The consumption of rechargeable batteries has exponentially grown since their first commercialization. Of interest, lithium-ion batteries (LIBs) are currently dominating the market, both for stationary and mobile applications. From one LIB to power a cellphone to a pack of six cells in a laptop or thousands in an electric vehicle (E.V.), the number of LIBs currently in use and in need for end-of-life management in the coming years is tremendous. Furthermore, considering the new regulations following commitments to allow for the energy transition, the E.V. market is expected to continue to grow, which implies a surge both in the international battery demand and their end-of-life management. As a sustainable solution, the secondary use of spent E.V. batteries as stationary application may appear as interesting and profitable. However, such a repurposing of spent E.V. batteries for a less demanding application is a short-term answer, as the end-of-life issue remains unsolved as soon as the second life of this battery reaches its end. In addition, the important increase of demand puts pressure on the stock and on the availability of the valuable elements composing the battery (e.g. Lithium, Cobalt, Nickel and Graphite). These minerals currently extracted from mines have recently been classified as “critical” by Canada. For both these reasons, the LIBs recycling became a necessity as it offers several advantages, including: (i) providing a sustainable feedstock of battery components; (ii) avoiding mining of raw limited minerals; (iii) adding value to a system (i.e. the battery pack) that was meant to be discarded; (iv) avoiding the creation of waste.

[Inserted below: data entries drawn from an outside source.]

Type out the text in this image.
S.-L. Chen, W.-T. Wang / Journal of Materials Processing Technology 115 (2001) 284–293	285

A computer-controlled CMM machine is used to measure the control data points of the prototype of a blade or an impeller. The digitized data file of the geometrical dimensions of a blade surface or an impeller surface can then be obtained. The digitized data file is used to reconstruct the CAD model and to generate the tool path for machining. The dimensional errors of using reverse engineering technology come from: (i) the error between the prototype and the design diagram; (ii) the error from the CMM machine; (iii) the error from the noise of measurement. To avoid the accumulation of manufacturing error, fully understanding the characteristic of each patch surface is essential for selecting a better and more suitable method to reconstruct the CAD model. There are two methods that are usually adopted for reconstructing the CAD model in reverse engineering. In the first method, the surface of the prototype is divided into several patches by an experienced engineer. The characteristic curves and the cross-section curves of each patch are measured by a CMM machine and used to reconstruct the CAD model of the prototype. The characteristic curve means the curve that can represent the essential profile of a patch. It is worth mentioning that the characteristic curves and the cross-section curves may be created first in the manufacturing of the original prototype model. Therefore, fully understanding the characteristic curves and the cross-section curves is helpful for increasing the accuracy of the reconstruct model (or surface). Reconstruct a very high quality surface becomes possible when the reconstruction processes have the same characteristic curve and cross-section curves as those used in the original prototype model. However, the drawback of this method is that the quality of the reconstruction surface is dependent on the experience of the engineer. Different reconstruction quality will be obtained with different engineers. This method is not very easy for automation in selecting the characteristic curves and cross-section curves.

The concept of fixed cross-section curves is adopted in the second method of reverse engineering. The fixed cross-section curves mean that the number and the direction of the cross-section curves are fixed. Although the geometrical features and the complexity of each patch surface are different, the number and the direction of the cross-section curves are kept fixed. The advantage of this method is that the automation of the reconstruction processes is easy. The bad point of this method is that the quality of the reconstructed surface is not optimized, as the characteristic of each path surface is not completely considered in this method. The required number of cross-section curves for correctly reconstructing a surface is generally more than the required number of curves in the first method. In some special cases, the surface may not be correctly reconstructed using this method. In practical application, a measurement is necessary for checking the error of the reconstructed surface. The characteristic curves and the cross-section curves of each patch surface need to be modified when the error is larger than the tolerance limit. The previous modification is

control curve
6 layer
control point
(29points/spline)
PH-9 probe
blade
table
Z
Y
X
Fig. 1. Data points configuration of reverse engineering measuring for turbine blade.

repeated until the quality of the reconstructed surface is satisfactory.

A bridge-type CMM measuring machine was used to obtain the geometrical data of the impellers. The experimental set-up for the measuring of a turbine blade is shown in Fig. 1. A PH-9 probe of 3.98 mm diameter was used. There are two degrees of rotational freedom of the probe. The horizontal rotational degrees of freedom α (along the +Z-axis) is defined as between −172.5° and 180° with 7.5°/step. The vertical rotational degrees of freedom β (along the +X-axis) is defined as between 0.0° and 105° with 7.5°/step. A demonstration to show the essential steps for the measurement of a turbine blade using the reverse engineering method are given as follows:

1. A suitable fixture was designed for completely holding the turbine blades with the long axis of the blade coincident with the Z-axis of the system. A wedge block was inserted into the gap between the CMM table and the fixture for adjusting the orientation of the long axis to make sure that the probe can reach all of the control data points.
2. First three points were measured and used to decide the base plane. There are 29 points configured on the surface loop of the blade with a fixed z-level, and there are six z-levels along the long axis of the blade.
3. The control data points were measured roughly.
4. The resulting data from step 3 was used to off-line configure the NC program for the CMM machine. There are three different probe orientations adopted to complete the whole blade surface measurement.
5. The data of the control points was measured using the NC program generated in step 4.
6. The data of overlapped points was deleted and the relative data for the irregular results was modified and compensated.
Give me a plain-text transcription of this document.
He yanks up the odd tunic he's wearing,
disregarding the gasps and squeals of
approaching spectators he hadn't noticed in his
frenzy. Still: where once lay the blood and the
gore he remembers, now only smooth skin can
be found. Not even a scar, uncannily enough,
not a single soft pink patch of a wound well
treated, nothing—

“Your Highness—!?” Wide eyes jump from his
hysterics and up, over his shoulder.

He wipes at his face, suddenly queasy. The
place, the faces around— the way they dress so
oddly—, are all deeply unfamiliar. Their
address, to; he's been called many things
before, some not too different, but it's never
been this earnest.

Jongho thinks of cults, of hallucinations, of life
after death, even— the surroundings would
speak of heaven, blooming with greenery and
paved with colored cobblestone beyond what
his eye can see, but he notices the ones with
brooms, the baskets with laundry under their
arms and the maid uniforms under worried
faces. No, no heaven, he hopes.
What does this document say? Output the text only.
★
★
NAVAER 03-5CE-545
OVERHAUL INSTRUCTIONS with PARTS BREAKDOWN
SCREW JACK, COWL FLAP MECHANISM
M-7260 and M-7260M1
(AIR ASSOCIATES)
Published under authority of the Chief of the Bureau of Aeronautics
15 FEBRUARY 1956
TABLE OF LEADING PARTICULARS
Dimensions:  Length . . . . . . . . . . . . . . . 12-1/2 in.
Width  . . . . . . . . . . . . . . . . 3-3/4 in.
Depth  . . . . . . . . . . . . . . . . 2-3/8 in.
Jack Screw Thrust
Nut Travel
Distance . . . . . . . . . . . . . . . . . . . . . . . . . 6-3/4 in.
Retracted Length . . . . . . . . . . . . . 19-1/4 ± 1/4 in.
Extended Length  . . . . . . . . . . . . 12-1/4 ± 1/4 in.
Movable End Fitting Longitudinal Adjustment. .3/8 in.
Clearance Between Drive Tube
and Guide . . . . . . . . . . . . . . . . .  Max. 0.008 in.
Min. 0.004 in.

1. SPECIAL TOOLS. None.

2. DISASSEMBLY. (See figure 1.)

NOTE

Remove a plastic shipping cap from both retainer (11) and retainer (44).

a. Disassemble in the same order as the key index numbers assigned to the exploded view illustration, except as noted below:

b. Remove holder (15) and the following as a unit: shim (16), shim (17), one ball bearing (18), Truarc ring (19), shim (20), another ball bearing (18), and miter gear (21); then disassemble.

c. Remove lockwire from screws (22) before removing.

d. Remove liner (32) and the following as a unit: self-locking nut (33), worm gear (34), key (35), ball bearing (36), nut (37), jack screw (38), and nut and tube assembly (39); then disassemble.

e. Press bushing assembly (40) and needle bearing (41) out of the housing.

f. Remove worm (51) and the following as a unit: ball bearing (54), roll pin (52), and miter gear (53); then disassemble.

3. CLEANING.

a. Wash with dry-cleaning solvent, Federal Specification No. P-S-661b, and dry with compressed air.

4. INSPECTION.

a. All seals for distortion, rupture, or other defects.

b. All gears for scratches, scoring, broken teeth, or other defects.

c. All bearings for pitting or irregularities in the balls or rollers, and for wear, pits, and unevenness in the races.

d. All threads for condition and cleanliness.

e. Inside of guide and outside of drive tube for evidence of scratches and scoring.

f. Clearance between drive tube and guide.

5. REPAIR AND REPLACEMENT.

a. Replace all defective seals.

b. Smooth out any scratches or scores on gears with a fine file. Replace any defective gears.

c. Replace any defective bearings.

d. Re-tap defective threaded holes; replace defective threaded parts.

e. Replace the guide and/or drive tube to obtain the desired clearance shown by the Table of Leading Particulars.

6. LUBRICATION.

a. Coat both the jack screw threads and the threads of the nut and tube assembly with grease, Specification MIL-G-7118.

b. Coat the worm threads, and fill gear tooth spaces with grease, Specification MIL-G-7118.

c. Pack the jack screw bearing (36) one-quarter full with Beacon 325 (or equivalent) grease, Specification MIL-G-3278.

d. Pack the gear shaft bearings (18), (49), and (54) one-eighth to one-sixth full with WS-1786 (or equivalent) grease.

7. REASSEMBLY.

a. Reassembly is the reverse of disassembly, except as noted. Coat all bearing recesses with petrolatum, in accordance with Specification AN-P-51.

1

The focus here will be placed on the recovery and regeneration of the critical minerals that compose the cathode (28% wt) and the anode (22%wt) of a LIB, accounting for 50% of its total mass. LIBs are primarily powered by layered oxides materials composing the cathode (e.g. Li(Ni,Mn,Co)O₂ and Li(Ni,Co,Al)O₂) and graphite composing the anode. At the end of life, the LIBs are usually crushed to obtain a “black mass” from which minerals must be extracted. Nowadays, most of the spent batteries actually end their life in China, where pyrometallurgy is used (i.e. heating up the batteries to high temperature (e.g. 1000°C)) to recover cobalt, and nickel. However, lithium can not be recovered using the pyro-metallurgical process as it will be lost in the slag, as well as aluminium. Graphite is also destroyed in this process. Another technique is hydrometallurgy to recover the valuable metals in solution as well as the graphite as a solid. Moreover, lithium can also be recovered in this recycling process, by precipitation of lithium carbonate but it generates sodium sulfate Na₂SO₄ as an undesired by-product. The latter is costly to eliminate and as no value on the market. This issue, as well as the large acidic wastewater generated by hydrometallurgy will be tackled during this presentation. On one hand, we will highlight our patented sustainable and economical recycling process developed for the recovery of lithium from spent lithium-ion batteries using a new electrochemical technology. On the other hand, we will explain our developments for the recovery of both valuable metals and graphite through a gentle hydrometallurgy process, all towards pushing forward the concept of circular economy. A perspective regarding post-lithium battery technologies will also be given.